Amon Djobo menyesalkan maraknya beredar berita hoaks di media sosial yang mengakibatkan warganya (Alor) takut untuk divaksin.

Sebagai pimpinan, pihaknya akan mengerahkan seluruh stake holder untuk segera melakukan sosialisasi dan edukasi kepada masyarakat terhadap pentingnya vaksin covid bagi masyarakat.

Dikatakan Bupati Amon Djobo, seluruh tenaga kesehatan dan seluruh pimpinan wilayah mulai dari camat, lurah, kepala desa hingga ketua RW dan RT telah diperintahkan untuk melakukan edukasi dan sosialisasi kepada masyarakat.

"Ini (sosialisasi) untuk memberikan pemahaman kepada masyarakat akan pentingnya vaksinasi bagi masyarakat," jelasnya.

Dia menjelaskan warga tidak perlu kuatir untuk menerima vaksin covid.

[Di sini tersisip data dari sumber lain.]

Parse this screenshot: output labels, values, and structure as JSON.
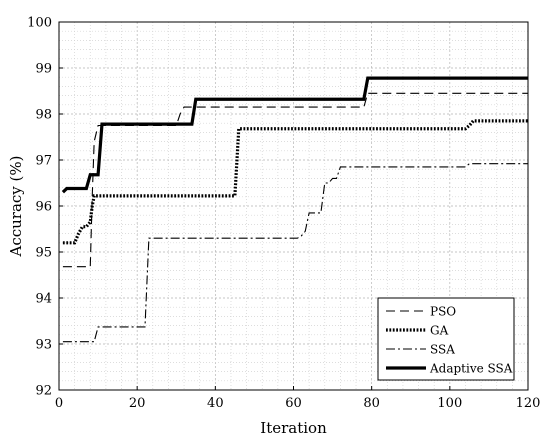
{
  "chart_data": {
    "type": "line",
    "title": "",
    "xlabel": "Iteration",
    "ylabel": "Accuracy (%)",
    "xlim": [
      0,
      120
    ],
    "ylim": [
      92,
      100
    ],
    "xticks": [
      0,
      20,
      40,
      60,
      80,
      100,
      120
    ],
    "yticks": [
      92,
      93,
      94,
      95,
      96,
      97,
      98,
      99,
      100
    ],
    "xtick_labels": [
      "0",
      "20",
      "40",
      "60",
      "80",
      "100",
      "120"
    ],
    "ytick_labels": [
      "92",
      "93",
      "94",
      "95",
      "96",
      "97",
      "98",
      "99",
      "100"
    ],
    "grid": true,
    "legend_position": "bottom-right",
    "series": [
      {
        "name": "PSO",
        "style": "dashed",
        "x": [
          1,
          8,
          8.5,
          9,
          10,
          30,
          31,
          32,
          78,
          79,
          120
        ],
        "y": [
          94.68,
          94.68,
          96.2,
          97.4,
          97.75,
          97.75,
          98.0,
          98.15,
          98.15,
          98.45,
          98.45
        ]
      },
      {
        "name": "GA",
        "style": "dotted",
        "x": [
          1,
          4,
          5,
          6,
          7,
          8,
          8.5,
          9,
          45,
          46,
          104,
          105,
          106,
          120
        ],
        "y": [
          95.2,
          95.2,
          95.4,
          95.55,
          95.55,
          95.65,
          96.0,
          96.22,
          96.22,
          97.68,
          97.68,
          97.75,
          97.85,
          97.85
        ]
      },
      {
        "name": "SSA",
        "style": "dashdot",
        "x": [
          1,
          9,
          10,
          22,
          23,
          61,
          62,
          63,
          64,
          65,
          66,
          67,
          68,
          69,
          70,
          71,
          72,
          73,
          104,
          105,
          120
        ],
        "y": [
          93.05,
          93.05,
          93.37,
          93.37,
          95.3,
          95.3,
          95.35,
          95.45,
          95.85,
          95.85,
          95.85,
          95.85,
          96.5,
          96.5,
          96.6,
          96.6,
          96.85,
          96.85,
          96.85,
          96.92,
          96.92
        ]
      },
      {
        "name": "Adaptive SSA",
        "style": "solid-thick",
        "x": [
          1,
          2,
          7,
          8,
          10,
          11,
          34,
          35,
          78,
          79,
          120
        ],
        "y": [
          96.3,
          96.38,
          96.38,
          96.68,
          96.68,
          97.78,
          97.78,
          98.32,
          98.32,
          98.78,
          98.78
        ]
      }
    ]
  }
}
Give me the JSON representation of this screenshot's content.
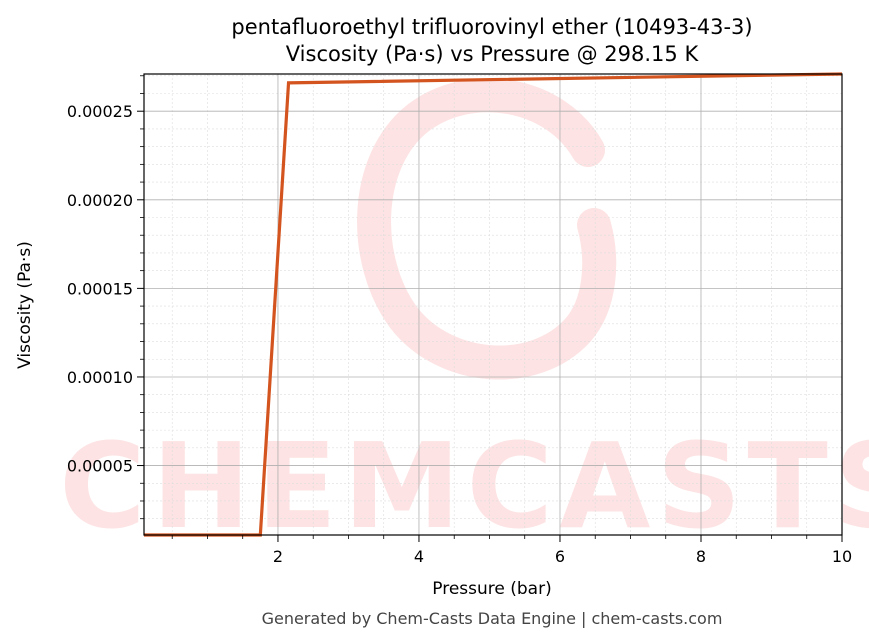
{
  "colors": {
    "line": "#d4541f",
    "grid_major": "#b0b0b0",
    "grid_minor": "#dddddd",
    "watermark": "#fde3e3",
    "footer_text": "#444444"
  },
  "watermark": {
    "text": "CHEMCASTS"
  },
  "footer": {
    "text": "Generated by Chem-Casts Data Engine | chem-casts.com"
  },
  "chart_data": {
    "type": "line",
    "title": "pentafluoroethyl trifluorovinyl ether (10493-43-3)",
    "subtitle": "Viscosity (Pa·s) vs Pressure @ 298.15 K",
    "xlabel": "Pressure (bar)",
    "ylabel": "Viscosity (Pa·s)",
    "xlim": [
      0.1,
      10
    ],
    "ylim": [
      1.08e-05,
      0.000271
    ],
    "xticks": [
      2,
      4,
      6,
      8,
      10
    ],
    "xtick_labels": [
      "2",
      "4",
      "6",
      "8",
      "10"
    ],
    "yticks": [
      5e-05,
      0.0001,
      0.00015,
      0.0002,
      0.00025
    ],
    "ytick_labels": [
      "0.00005",
      "0.00010",
      "0.00015",
      "0.00020",
      "0.00025"
    ],
    "grid": true,
    "series": [
      {
        "x": [
          0.1,
          1.75,
          2.15,
          10
        ],
        "y": [
          1.08e-05,
          1.08e-05,
          0.000266,
          0.000271
        ]
      }
    ]
  }
}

Karena apa yang dilakukan oleh pemerintah semua untuk kesehatan masyatakat. "Vaksin ini tidak ada efek sampingnya sama sekali," tegas Bupati Alor dua periode ini.

Ia mengaku dirinya yang tergolong lansia pun telah menerima vaksin Covid-19 beberapa waktu lalu.

Dan diakui tidak memiliki efek samping sama sekali.

Untuk tahap awal ini, penerima vaksin adalah tenaga kesehatan dan pejabat publik di Kabupaten Alor.

"Sedangkan untuk nasyarakat belum", kata Amon Djobo.

Diharapkan Amon Djobo bahwa seluruh tenaga medis, tokoh agama, tokoh masyarakat dan perangkat pemerintah sampai tingkat RT untuk bisa memberikan sosialisasi dan edukasi bagi masyarakat.

"(Seluruh perangkat) berikan edukasi positif bagi masyarakat sehingga masyatakat tidak menjadi takut. Ini hanya belum ada edukasi saja makanya mereka takut," tanda Amon Djobo.

Bupati Amon Djobo berjanji akan segera turun ke masyarakat di Desa Alila Timur untuk bertemu langsung dengan masyarakat.

Ia menyebut warga Alila bisa paham dan mendapat pengetahuan tentang vaksin Covid-19 sehingga saat tiba waktunya pemberian vaksin bagi masyarakat mereka tidak lagi takut.

Menurut Bupati Alor Amon Djobo, saat dilakukan vaksin pun akan ada tahapan-tahapan yang dilakukan oleh tenaga kesehatan.

"Ada empat meja yang harus dilalui oleh penerima vaksin, mulai dari mendaftar, pemeriksaan kesehatan baru dilakukan vaksin. Sehingga tidak sembatang tenaga kesehatan melakukan vaksin," jelasnya.

Sebelumnya warga Dusun II Batu Putih, desa Alila Timur, Kecamatan Kabola, Alor, Nusa Tenggara Timur kabur ke hutan karena beredar informasi akan dilakukan vaksinasi.

Mereka kabur karena takut divaksin Covid-19 sehingga mereka kabur ke hutan dan harus dijemput oleh kepala desa dan bhabinkamtibmas setelah memberikan penjelasan kepada mereka.

Menurur Kapolres Alor, AKBP Agustinus Chrismast warga takut dan trauma divaksin karena adanya berita-berita hoaks di media sosial tentang efek samping dari vaksin Sinovac.

Ada warga yang takut divaksin karena takut dengan jarum suntik.